Cette scène à deux est un modèle de lyrisme à la française : de la palpitation de « Oui, c’est moi, je reviens » jusqu’à la mélancolie de « Toute chose est encore à la place connue… », c’est une sorte de conversation en musique, où deux timbres s’entremêlent, l’un de mezzo très chaud, aux couleurs fauves, l’autre de ténor, très particulier, riche de beaucoup de douceur, de beaucoup de velours, capable d’éclats, certes, et de passages en voix mixtes troublants, mais surtout tout en intériorité. C’est une très belle démonstration de chant français que donne Jean-François Borras, non seulement par les couleurs et la ligne de chant, mais aussi par une manière, venue en somme des origines de l’opéra français, de dire les mots, de faire naturellement surgir d’eux la mélodie.
Héloïse Mas © Jean-Guy Python
Et c’est ainsi qu’arrivera le célèbre « Pourquoi me réveiller ? », très introverti lui aussi, retenu, dont le premier couplet s’achèvera sur un la dièse en voix mixte, et le second en voix de poitrine, aussi beaux l’un que l’autre.
Viendront ensuite le fameux baiser (dont Bernard Shaw dit que c’est l’un des deux seuls événements de cet opéra), puis, après la fuite de Werther, les sinistres triolets de l’orchestre, annonçant le fatal dénouement, vers lequel montera le dernier acte.
Ici, il y aura une idée, un parti pris de mise en scène qui nous aura personnellement convaincu : le quatrième acte n’est fait que de l’ultime duo entre Werther et Charlotte, et Vincent Boussard, au lieu de mettre les deux amants (si peu) ensemble, les place dans deux espaces différents, Charlotte chez elle, coté gauche de la scène, et Werther, dans une espèce de nulle part, côté droit.
En somme séparés, déjà, mais ensemble, comme télépathiquement.
Jean-François Borras © Jean-Guy Python
Séparés, mais ensemble
Et deuxième idée, Charlotte ne sera pas seule, mais souvent dans les bras d’Albert, qui l’étreindra, la portera, la consolera. Vincent Boussard, tout au long de sa lecture, fait de Charlotte un personnage aussi central que Werther (ce qu’avait fait Massenet déjà). Ici, de surcroît, il prête à Albert, le mari, personnage falot, souvent négligé, une présence, une noblesse, une compréhension pleines d’abnégation, et c’est dès lors au drame de ces trois êtres qu’on participe.

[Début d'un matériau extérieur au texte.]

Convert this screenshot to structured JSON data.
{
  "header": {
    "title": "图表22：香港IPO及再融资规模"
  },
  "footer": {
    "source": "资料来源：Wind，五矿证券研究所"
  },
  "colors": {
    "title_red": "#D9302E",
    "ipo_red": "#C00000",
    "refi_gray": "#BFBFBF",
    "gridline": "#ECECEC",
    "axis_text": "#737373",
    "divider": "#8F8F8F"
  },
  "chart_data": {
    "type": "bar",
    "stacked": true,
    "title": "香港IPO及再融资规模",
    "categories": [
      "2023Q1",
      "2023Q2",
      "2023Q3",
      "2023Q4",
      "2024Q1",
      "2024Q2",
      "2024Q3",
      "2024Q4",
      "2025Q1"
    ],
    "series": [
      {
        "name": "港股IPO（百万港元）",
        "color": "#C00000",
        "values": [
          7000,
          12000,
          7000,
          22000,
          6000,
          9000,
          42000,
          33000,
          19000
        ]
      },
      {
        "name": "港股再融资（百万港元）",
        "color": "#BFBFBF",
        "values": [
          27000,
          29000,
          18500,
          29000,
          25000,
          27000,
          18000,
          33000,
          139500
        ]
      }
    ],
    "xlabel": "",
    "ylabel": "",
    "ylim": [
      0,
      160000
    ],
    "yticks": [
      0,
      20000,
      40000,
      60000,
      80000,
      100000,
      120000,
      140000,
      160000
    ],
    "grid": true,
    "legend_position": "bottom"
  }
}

Werther est ici vêtu d’une houppelande en patchwork multicolore, Charlotte de son ample robe marron, où son corps menu est comme noyé, et leur long duo si émouvant (on a pleuré et on pleure beaucoup à Werther…) s’appuie sur de sublimes mélodies (« Non, tu n’as rien fait que de juste et de bon ») où s’exprime le meilleur de Massenet, jusqu’au funèbre « Là bas, au fond du cimetière, il est deux grands tilleuls, c’est là que pour toujours je voudrais reposer… »
L’un et l’autre interprète sont là d’une sincérité, d’une douleur totales, et l’orchestre adopte un tempo lentissime, comme pour évoquer le chemin où passera une femme qui viendra laisser tomber une larme sur la tombe du banni…
Séparés mais ensemble, nul doute qu’ils le resteront, même après le fatal coup de pistolet.